Hyperelastic Bone

Defects of the skull and facial bones can pose difficult challenges for plastic and reconstructive surgeons. A synthetic material called hyperelastic bone readily produce by 3-D-printing; which offer a powerful new tool for use in reconstructing skull defects; so reports a study in the May issue of Plastic and Reconstructive Surgery, the official medical journal of the American Society of Plastic Surgeons (ASPS).

The experimental material accelerates bone regeneration across skull defects in rats; so according to initial results by Ramille N. Shah, Ph.D., and colleagues of Northwestern University and University of Illinois Health, Chicago. The researchers write, “Hyperelastic bone has significant potential; which to be translate to craniofacial reconstructive surgery; so where the need for cost-effective bone replacement grafts is enormous.”

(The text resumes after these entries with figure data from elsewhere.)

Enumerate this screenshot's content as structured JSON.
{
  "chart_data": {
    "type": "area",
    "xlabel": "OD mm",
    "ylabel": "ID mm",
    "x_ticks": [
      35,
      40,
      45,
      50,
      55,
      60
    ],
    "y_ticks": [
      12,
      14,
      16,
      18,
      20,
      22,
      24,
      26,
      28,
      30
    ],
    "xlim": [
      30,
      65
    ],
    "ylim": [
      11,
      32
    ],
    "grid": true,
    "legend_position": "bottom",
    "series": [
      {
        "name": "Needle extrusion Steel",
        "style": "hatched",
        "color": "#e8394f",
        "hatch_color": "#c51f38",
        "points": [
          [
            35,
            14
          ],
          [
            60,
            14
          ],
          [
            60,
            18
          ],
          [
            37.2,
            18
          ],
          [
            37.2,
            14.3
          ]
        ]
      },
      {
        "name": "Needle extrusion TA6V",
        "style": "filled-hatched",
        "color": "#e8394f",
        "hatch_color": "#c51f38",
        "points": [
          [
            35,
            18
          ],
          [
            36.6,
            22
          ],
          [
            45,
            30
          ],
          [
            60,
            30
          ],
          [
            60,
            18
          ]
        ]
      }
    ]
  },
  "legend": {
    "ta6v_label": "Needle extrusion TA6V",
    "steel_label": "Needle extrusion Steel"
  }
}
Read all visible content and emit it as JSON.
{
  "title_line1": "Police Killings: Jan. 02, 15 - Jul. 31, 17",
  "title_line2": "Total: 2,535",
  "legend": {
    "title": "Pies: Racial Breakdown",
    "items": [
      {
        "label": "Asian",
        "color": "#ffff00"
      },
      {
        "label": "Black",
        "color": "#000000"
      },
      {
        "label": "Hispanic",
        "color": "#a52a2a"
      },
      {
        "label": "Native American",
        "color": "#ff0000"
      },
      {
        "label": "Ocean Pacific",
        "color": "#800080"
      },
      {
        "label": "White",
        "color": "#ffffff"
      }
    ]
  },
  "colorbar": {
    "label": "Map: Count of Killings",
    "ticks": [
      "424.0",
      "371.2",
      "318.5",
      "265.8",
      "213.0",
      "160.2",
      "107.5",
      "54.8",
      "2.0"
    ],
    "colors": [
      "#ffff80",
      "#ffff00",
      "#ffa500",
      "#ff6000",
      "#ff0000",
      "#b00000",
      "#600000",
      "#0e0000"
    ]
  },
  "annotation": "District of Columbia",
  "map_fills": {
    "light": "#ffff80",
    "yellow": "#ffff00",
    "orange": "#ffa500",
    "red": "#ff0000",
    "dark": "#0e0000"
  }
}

The researchers report initial experiments with hyperelastic bone in rats; so with surgically create defects of the top of the skull. The surgically create defects were of a “critical size” unlikely to heal on their own; so similar to those seen in patients who have undergone surgery for brain tumors.

Hyperelastic bone is a “3-D-print synthetic scaffold,” consisting mainly of bone mineral (hydroxyapatite) plus a widely use;  so biocompatible material (polyglycolic acid). Hyperelastic bone consists of an intricate latticework, design to support the growth and regeneration of new bone. It[TO1] can be quickly and inexpensively produce using current 3-D printing hardware platforms and is malleable enough to be press-fit or cut into shape during surgery.

Good bone regeneration

The 3-D-print hyperelastic bone provide good bone regeneration. On follow up CT scans; hence hyperelastic bone was about 74% effective after eight weeks and 65% at 12 weeks, compare to autologous bone. In contrast, defects treate with the polyglycolic acid scaffold show little new bone formation.

“Hyperelastic bone has significant potential to be translate to craniofacial reconstructive surgery, where the need for cost-effective bone replacement grafts is enormous,” Dr. Shah and colleagues conclude. With further development, they believe this 3-D-print material may provide a valuable alternative to autologous bone and commercially available bone substitutes.

“Our study underscores the promising translational potential of this novel strategy for tissue engineering applications, particularly bone regeneration,” the researchers add. They emphasize that further experimental studies will be need to confirm the use of hyperelastic bone for specific types of craniofacial reconstruction.